Sam Gleaves and Tyler Hughes
Sam Gleaves and Tyler Hughes
Community Music
The unpretentious title of
this album is also its dominant mood. This is Appalachian music featuring warm,
inviting vocals and fancy pickin’ that never sounds like showing off. Sam
Gleaves made a splash a while back with his admission that he’s gay and proud.

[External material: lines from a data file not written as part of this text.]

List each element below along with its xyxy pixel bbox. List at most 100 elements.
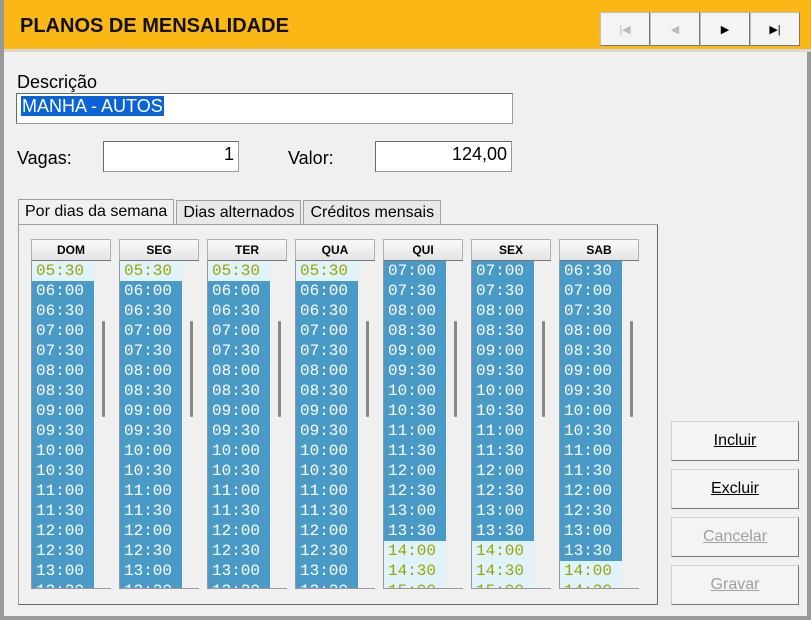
time-slot[interactable]: 08:30 (560, 341, 622, 361)
time-slot[interactable]: 12:00 (120, 521, 182, 541)
time-slot[interactable]: 09:00 (296, 401, 358, 421)
time-slot[interactable]: 07:00 (472, 261, 534, 281)
time-slot[interactable]: 09:30 (472, 361, 534, 381)
time-slot[interactable]: 06:30 (296, 301, 358, 321)
time-slot[interactable]: 07:00 (296, 321, 358, 341)
time-slot[interactable]: 10:30 (208, 461, 270, 481)
time-slot[interactable]: 09:00 (32, 401, 94, 421)
time-slot[interactable]: 08:00 (560, 321, 622, 341)
time-slot[interactable]: 09:30 (208, 421, 270, 441)
time-slot[interactable]: 12:00 (384, 461, 446, 481)
scrollbar[interactable] (190, 321, 193, 417)
time-slot[interactable]: 13:00 (120, 561, 182, 581)
time-slot[interactable]: 12:30 (384, 481, 446, 501)
tab-creditos-mensais[interactable]: Créditos mensais (303, 200, 442, 226)
time-slot[interactable]: 12:30 (560, 501, 622, 521)
time-slot[interactable]: 06:00 (296, 281, 358, 301)
time-slot[interactable]: 11:00 (208, 481, 270, 501)
time-slot[interactable]: 07:30 (560, 301, 622, 321)
time-slot[interactable]: 08:30 (120, 381, 182, 401)
last-record-button[interactable]: ▶| (750, 12, 800, 46)
time-slot[interactable]: 08:00 (120, 361, 182, 381)
scrollbar[interactable] (542, 321, 545, 417)
scrollbar[interactable] (102, 321, 105, 417)
time-slot[interactable]: 08:00 (384, 301, 446, 321)
time-slot[interactable]: 12:30 (120, 541, 182, 561)
time-slot[interactable]: 05:30 (296, 261, 358, 281)
scrollbar[interactable] (630, 321, 633, 417)
time-slot[interactable]: 13:00 (472, 501, 534, 521)
time-slot[interactable]: 08:00 (32, 361, 94, 381)
next-record-button[interactable]: ▶ (700, 12, 750, 46)
time-slot[interactable]: 09:30 (384, 361, 446, 381)
time-slot[interactable]: 15:00 (384, 581, 446, 588)
scrollbar[interactable] (366, 321, 369, 417)
time-slot[interactable]: 09:30 (120, 421, 182, 441)
time-slot[interactable]: 11:00 (32, 481, 94, 501)
time-slot[interactable]: 06:00 (32, 281, 94, 301)
time-slot[interactable]: 06:00 (208, 281, 270, 301)
time-slot[interactable]: 13:00 (560, 521, 622, 541)
time-slot[interactable]: 12:30 (208, 541, 270, 561)
time-slot[interactable]: 08:30 (208, 381, 270, 401)
time-slot[interactable]: 12:00 (472, 461, 534, 481)
time-slot[interactable]: 13:30 (32, 581, 94, 588)
time-slot[interactable]: 09:00 (120, 401, 182, 421)
time-slot[interactable]: 09:30 (32, 421, 94, 441)
time-slot[interactable]: 07:00 (560, 281, 622, 301)
time-slot[interactable]: 07:30 (296, 341, 358, 361)
time-slot[interactable]: 06:30 (560, 261, 622, 281)
time-slot[interactable]: 08:30 (384, 321, 446, 341)
time-slot[interactable]: 11:00 (384, 421, 446, 441)
time-slot[interactable]: 07:00 (32, 321, 94, 341)
time-slot[interactable]: 09:30 (560, 381, 622, 401)
time-slot[interactable]: 12:30 (32, 541, 94, 561)
tab-por-dias-da-semana[interactable]: Por dias da semana (18, 199, 175, 227)
time-slot[interactable]: 09:00 (560, 361, 622, 381)
time-slot[interactable]: 12:00 (296, 521, 358, 541)
time-slot[interactable]: 11:00 (120, 481, 182, 501)
time-slot[interactable]: 12:30 (472, 481, 534, 501)
time-slot[interactable]: 10:30 (472, 401, 534, 421)
time-slot[interactable]: 14:00 (384, 541, 446, 561)
time-slot[interactable]: 06:30 (120, 301, 182, 321)
excluir-button[interactable]: Excluir (671, 469, 799, 509)
time-slot[interactable]: 08:00 (296, 361, 358, 381)
time-slot-list[interactable]: 07:00 07:30 08:00 08:30 09:00 09:30 10:00 10:30… (471, 261, 551, 589)
previous-record-button[interactable]: ◀ (650, 12, 700, 46)
time-slot[interactable]: 14:00 (560, 561, 622, 581)
time-slot[interactable]: 13:30 (560, 541, 622, 561)
time-slot[interactable]: 07:00 (384, 261, 446, 281)
time-slot-list[interactable]: 05:30 06:00 06:30 07:00 07:30 08:00 08:30 09:00… (31, 261, 111, 589)
descricao-field[interactable]: MANHA - AUTOS (16, 93, 513, 124)
time-slot[interactable]: 13:30 (120, 581, 182, 588)
first-record-button[interactable]: |◀ (600, 12, 650, 46)
scrollbar[interactable] (278, 321, 281, 417)
time-slot[interactable]: 11:30 (208, 501, 270, 521)
time-slot[interactable]: 10:00 (120, 441, 182, 461)
time-slot[interactable]: 12:00 (560, 481, 622, 501)
time-slot[interactable]: 06:30 (32, 301, 94, 321)
time-slot[interactable]: 11:00 (472, 421, 534, 441)
time-slot[interactable]: 13:30 (472, 521, 534, 541)
valor-field[interactable]: 124,00 (375, 141, 512, 172)
time-slot[interactable]: 10:00 (208, 441, 270, 461)
time-slot-list[interactable]: 07:00 07:30 08:00 08:30 09:00 09:30 10:00 10:30… (383, 261, 463, 589)
time-slot[interactable]: 11:30 (32, 501, 94, 521)
time-slot[interactable]: 10:00 (384, 381, 446, 401)
time-slot[interactable]: 08:30 (296, 381, 358, 401)
time-slot[interactable]: 07:00 (208, 321, 270, 341)
time-slot[interactable]: 11:30 (296, 501, 358, 521)
incluir-button[interactable]: Incluir (671, 421, 799, 461)
time-slot[interactable]: 07:30 (472, 281, 534, 301)
time-slot[interactable]: 10:00 (560, 401, 622, 421)
time-slot[interactable]: 05:30 (32, 261, 94, 281)
time-slot[interactable]: 09:00 (208, 401, 270, 421)
time-slot[interactable]: 15:00 (472, 581, 534, 588)
time-slot[interactable]: 09:30 (296, 421, 358, 441)
time-slot[interactable]: 11:30 (472, 441, 534, 461)
time-slot[interactable]: 05:30 (120, 261, 182, 281)
cancelar-button[interactable]: Cancelar (671, 517, 799, 557)
time-slot[interactable]: 08:30 (472, 321, 534, 341)
time-slot[interactable]: 11:30 (560, 461, 622, 481)
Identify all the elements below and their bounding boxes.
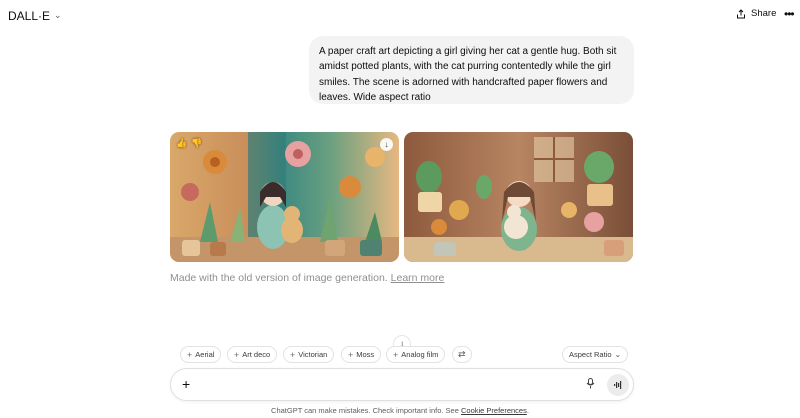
aspect-ratio-label: Aspect Ratio bbox=[569, 350, 612, 359]
chip-label: Art deco bbox=[242, 350, 271, 359]
model-selector[interactable]: DALL·E ⌄ bbox=[8, 9, 62, 23]
share-label: Share bbox=[751, 8, 777, 19]
plus-icon: + bbox=[393, 349, 399, 360]
shuffle-icon: ⇄ bbox=[458, 349, 466, 359]
thumbs-up-icon[interactable]: 👍 bbox=[176, 138, 187, 149]
paper-craft-image bbox=[404, 132, 633, 262]
chip-label: Moss bbox=[356, 350, 375, 359]
download-icon[interactable]: ↓ bbox=[380, 138, 393, 151]
chevron-down-icon: ⌄ bbox=[614, 350, 622, 359]
style-chip-aerial[interactable]: + Aerial bbox=[180, 346, 222, 363]
plus-icon: + bbox=[348, 349, 354, 360]
image-feedback-tools: 👍 👎 bbox=[176, 138, 202, 149]
chip-label: Victorian bbox=[298, 350, 328, 359]
voice-mode-button[interactable] bbox=[607, 374, 629, 396]
cookie-preferences-link[interactable]: Cookie Preferences bbox=[461, 406, 527, 415]
top-bar: DALL·E ⌄ Share ••• bbox=[0, 0, 800, 32]
plus-icon: + bbox=[234, 349, 240, 360]
chip-label: Aerial bbox=[195, 350, 215, 359]
paper-craft-image bbox=[170, 132, 399, 262]
thumbs-down-icon[interactable]: 👎 bbox=[191, 138, 202, 149]
plus-icon: + bbox=[187, 349, 193, 360]
microphone-icon[interactable] bbox=[586, 378, 595, 392]
share-icon bbox=[737, 8, 745, 18]
shuffle-button[interactable]: ⇄ bbox=[452, 346, 472, 363]
user-message: A paper craft art depicting a girl givin… bbox=[309, 36, 634, 104]
generated-image-2[interactable] bbox=[404, 132, 633, 262]
learn-more-link[interactable]: Learn more bbox=[391, 272, 445, 284]
style-chip-victorian[interactable]: + Victorian bbox=[283, 346, 335, 363]
footer-disclaimer: ChatGPT can make mistakes. Check importa… bbox=[0, 406, 800, 415]
share-button[interactable]: Share bbox=[736, 8, 776, 19]
chip-label: Analog film bbox=[401, 350, 439, 359]
waveform-icon bbox=[614, 381, 622, 389]
more-dots-icon[interactable]: ••• bbox=[784, 7, 795, 21]
message-composer: + bbox=[170, 368, 634, 401]
style-chip-moss[interactable]: + Moss bbox=[341, 346, 382, 363]
aspect-ratio-dropdown[interactable]: Aspect Ratio ⌄ bbox=[562, 346, 629, 363]
chevron-down-icon: ⌄ bbox=[54, 9, 62, 20]
image-generation-note: Made with the old version of image gener… bbox=[170, 272, 444, 284]
style-chip-analog-film[interactable]: + Analog film bbox=[386, 346, 446, 363]
disclaimer-end: . bbox=[526, 406, 529, 415]
made-with-text: Made with the old version of image gener… bbox=[170, 272, 388, 284]
style-chip-art-deco[interactable]: + Art deco bbox=[227, 346, 278, 363]
message-input[interactable] bbox=[203, 376, 583, 394]
disclaimer-text: ChatGPT can make mistakes. Check importa… bbox=[271, 406, 459, 415]
generated-image-1[interactable]: 👍 👎 ↓ bbox=[170, 132, 399, 262]
add-icon[interactable]: + bbox=[182, 376, 190, 392]
plus-icon: + bbox=[290, 349, 296, 360]
app-title: DALL·E bbox=[8, 9, 51, 23]
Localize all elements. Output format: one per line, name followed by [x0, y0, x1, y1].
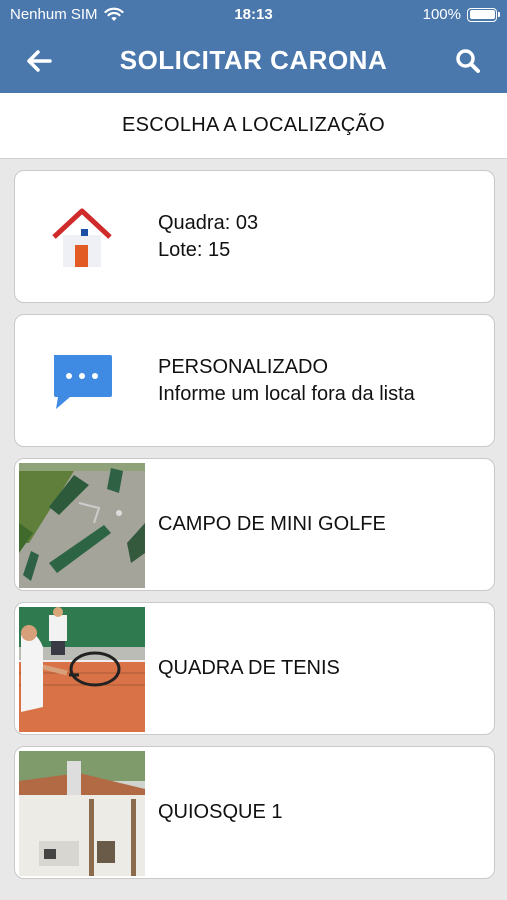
search-button[interactable] — [451, 44, 485, 78]
kiosk-photo — [19, 751, 145, 876]
location-item-tennis[interactable]: QUADRA DE TENIS — [14, 602, 495, 735]
location-item-custom[interactable]: PERSONALIZADO Informe um local fora da l… — [14, 314, 495, 447]
page-title: SOLICITAR CARONA — [119, 45, 388, 75]
location-label: CAMPO DE MINI GOLFE — [158, 513, 386, 535]
location-line1: PERSONALIZADO — [158, 355, 329, 378]
tennis-court-photo — [19, 607, 145, 732]
status-bar: Nenhum SIM 18:13 100% — [0, 0, 507, 30]
location-line1: Quadra: 03 — [158, 211, 259, 234]
house-icon — [49, 204, 115, 270]
location-list: Quadra: 03 Lote: 15 PERSONALIZADO Inform… — [0, 159, 507, 900]
search-icon — [456, 49, 480, 73]
location-line2: Lote: 15 — [158, 238, 231, 261]
mini-golf-photo — [19, 463, 145, 588]
location-label: QUADRA DE TENIS — [158, 657, 340, 679]
battery-indicator: 100% — [422, 6, 500, 23]
nav-bar: SOLICITAR CARONA — [0, 30, 507, 93]
location-item-home[interactable]: Quadra: 03 Lote: 15 — [14, 170, 495, 303]
location-label: QUIOSQUE 1 — [158, 801, 283, 823]
battery-icon — [467, 7, 500, 22]
battery-label: 100% — [422, 6, 461, 23]
chat-bubble-icon — [49, 348, 115, 414]
location-item-kiosk[interactable]: QUIOSQUE 1 — [14, 746, 495, 879]
location-item-mini-golf[interactable]: CAMPO DE MINI GOLFE — [14, 458, 495, 591]
section-title: ESCOLHA A LOCALIZAÇÃO — [0, 93, 507, 159]
location-line2: Informe um local fora da lista — [158, 382, 415, 405]
app-header: Nenhum SIM 18:13 100% SOLICITAR CARONA — [0, 0, 507, 93]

That wouldn’t raise an eyebrow in much of the urban Northeast, but it was an
act of courage in the backwoods part of Virginia from which he hails. Here’s
the deal, though. A confessional such as his will get huzzahs from the LGBTQ
community and its allies, but you still need to be good if you want applause
from music fans. So get this in your head: he’s not just good, he makes
mountain music the way it ought to be made. This record, a collaboration with a
fellow Virginian, Tyler Hughes, is the sort you’ll dust off any time you feel
like you need to get back in touch with things fundamental and time-honored. One listen to “Living with Memories” will remind you you’re hearing the real
deal, not a bunch of studio enhancements. It’s an elemental sort of country weepy, but there's not a false note to be heard. It made me think back to the days in which music was supposed to connect on the personal level, not make you stare at the musicians like they were gods. Is it a bit corny? Sure, but it also invokes walking by a neighbor's house when he looks up and says, "Hey--want to hear an old song my grandfather used to play?"
Gleaves and Hughes are
equally sublime on the delicate harmonies of the wholesome “When We Love,” the
breakout solos and forays into the minor key of “Georgia Row,” and “Mister Rabbit,” an Appalachian children’s song popularized by Burl Ives that is
rendered here in a more folkloristic style. Gleaves and Hughes also give us a
pastoral remake of “I Can’t Sit Down” to make Sister Rosetta Tharpe smile from the
Beyond. (I caint sit down/I caint sit
down/Just got to heaven and I’ve got to walk around.] They give a spiritual
twist to “I Washed My Face in the Morning Dew” and make “Lonesome Homesick
Blues” sound like we tuned in the Wheeling Jamboree on Sunday afternoon. Two
soothing high tenor voices and enough instruments to fill a music shop: guitar,
fiddle, autoharp, mandolin, banjo, dulcimer…. These are songs and tunes that
scurry and circle, slow down and crawl, give a swift kick and lift your soul to
the clouds. It such fun that it’s easy to overlook just how accomplished it is.
Call it honest, earnest music that will melt the stony heart of a flinty cynic.